In 2007, Taubenberger ran for mayor of Philadelphia against Michael Nutter. Taubenberger was defeated by the a then-record margin in Mayoral history - losing 82.52% to 17.07%. After the election, Mayor Nutter appointed Taubenberger to the newly formed bipartisan Philadelphia Jobs Commission.

In 2011, Taubenberger ran for an at-large seat on City Council. In the general election, Taubenberger finished narrowly behind David Oh losing by 203 votes for the final at-large City Council seat. Taubenberger earned 6,606 more votes than Oh in Northeast Philadelphia's 14 wards but Oh made up the deficit in North Philadelphia and West Philadelphia.

In 2012, Taubenberger ran for PA Representative and was defeated by a margin of 67.87% to 32.09% to the incumbent Kevin J. Boyle.

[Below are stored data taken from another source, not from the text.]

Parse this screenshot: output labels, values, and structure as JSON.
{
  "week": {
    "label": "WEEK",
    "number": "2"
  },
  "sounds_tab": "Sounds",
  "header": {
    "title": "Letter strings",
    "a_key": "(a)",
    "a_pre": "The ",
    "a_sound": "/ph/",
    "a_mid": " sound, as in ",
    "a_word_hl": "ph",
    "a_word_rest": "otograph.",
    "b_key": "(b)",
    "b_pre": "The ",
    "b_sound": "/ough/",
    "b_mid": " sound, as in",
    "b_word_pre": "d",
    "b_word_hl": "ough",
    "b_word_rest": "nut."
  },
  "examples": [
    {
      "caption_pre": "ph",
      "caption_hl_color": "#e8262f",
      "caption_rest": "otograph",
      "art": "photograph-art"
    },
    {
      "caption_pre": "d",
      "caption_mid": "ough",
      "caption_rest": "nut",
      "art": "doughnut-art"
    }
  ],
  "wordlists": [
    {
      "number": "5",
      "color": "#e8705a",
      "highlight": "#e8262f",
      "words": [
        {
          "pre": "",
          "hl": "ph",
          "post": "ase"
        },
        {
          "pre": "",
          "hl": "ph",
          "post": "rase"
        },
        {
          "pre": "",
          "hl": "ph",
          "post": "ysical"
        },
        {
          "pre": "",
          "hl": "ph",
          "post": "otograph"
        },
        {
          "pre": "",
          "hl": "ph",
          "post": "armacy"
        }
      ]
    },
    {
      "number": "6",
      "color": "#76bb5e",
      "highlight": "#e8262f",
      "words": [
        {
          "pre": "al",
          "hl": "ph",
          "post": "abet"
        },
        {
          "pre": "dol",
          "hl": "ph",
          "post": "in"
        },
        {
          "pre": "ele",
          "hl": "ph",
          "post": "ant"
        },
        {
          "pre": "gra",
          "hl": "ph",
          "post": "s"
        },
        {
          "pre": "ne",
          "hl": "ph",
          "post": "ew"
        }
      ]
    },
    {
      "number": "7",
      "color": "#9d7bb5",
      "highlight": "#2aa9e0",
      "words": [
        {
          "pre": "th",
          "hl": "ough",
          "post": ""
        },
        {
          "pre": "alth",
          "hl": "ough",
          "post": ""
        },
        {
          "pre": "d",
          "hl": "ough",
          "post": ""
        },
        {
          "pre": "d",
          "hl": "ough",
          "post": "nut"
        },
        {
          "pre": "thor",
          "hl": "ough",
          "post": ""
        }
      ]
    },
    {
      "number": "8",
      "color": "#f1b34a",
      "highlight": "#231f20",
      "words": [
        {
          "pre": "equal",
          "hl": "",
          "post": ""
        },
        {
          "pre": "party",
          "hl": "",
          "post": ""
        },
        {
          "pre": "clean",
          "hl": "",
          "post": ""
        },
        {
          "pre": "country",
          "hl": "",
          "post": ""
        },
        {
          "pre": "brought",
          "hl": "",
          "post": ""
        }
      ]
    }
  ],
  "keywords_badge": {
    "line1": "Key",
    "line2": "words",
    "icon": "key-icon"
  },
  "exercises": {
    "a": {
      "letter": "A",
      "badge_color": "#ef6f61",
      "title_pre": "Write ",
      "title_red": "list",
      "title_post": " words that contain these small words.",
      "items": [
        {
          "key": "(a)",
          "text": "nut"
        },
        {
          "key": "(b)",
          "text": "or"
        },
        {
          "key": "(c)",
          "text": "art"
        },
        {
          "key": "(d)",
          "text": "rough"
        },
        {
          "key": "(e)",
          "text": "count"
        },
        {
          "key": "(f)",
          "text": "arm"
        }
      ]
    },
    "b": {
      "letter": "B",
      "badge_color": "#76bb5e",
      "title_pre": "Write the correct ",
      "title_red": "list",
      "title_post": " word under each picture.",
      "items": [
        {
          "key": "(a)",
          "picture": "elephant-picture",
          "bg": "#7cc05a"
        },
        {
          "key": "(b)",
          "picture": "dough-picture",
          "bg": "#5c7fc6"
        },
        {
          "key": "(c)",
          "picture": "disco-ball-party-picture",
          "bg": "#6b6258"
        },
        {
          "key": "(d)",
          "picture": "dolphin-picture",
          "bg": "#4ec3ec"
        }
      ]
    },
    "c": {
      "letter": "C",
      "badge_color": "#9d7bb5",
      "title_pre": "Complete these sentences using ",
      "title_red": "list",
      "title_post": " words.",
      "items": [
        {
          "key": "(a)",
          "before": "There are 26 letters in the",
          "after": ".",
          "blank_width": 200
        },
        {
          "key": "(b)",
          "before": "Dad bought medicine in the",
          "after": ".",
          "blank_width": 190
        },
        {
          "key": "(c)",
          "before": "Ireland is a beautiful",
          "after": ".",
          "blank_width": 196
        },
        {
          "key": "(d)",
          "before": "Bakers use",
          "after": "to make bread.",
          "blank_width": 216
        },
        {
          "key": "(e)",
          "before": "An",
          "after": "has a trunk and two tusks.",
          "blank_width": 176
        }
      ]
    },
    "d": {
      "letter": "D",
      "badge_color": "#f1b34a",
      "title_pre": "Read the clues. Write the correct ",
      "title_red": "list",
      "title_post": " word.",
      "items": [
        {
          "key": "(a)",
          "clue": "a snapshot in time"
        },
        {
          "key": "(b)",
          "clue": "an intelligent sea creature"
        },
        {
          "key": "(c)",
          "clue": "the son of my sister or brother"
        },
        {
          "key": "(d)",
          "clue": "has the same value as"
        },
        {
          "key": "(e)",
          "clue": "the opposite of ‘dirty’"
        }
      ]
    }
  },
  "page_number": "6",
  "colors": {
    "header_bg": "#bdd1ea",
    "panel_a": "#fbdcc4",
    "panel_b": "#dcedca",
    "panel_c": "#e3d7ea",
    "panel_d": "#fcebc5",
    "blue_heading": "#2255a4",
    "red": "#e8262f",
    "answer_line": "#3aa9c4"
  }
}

In 2015, Taubenberger ran for an at-large seat on City Council. The city council has seven at-large seats, only five of which may be held by the majority party (the Democrats). He faced a field of five Republicans, which included incumbents Dennis M. O'Brien and David Oh, and four candidates from smaller parties. With nearly 99 percent of the ballots counted, Oh and Taubenberger were declared the winners of the two seats.

==Personal life==
The child of German parents who immigrated from Germany in the 1930s, Taubenberger was raised in Northeast Philadelphia in the Burholme neighborhood. He has been married twice and has 4 children. Three of his children were born from his first marriage with Barbara Muller. He currently resides in the Fox Chase, Philadelphia neighborhood with his second wife, Joanne Brenner Taubenberger and their son William. They are parishioners of Saint Cecilia Parish. Taubenberger is a cousin to world-renowned virologist Jeffery Taubenberger, of Washington, D.C., is Chief of the Viral Pathogenesis and Evolution Section, Laboratory of Infectious Diseases, National Institute of Allergy and Infectious Diseases and National Institutes of Health.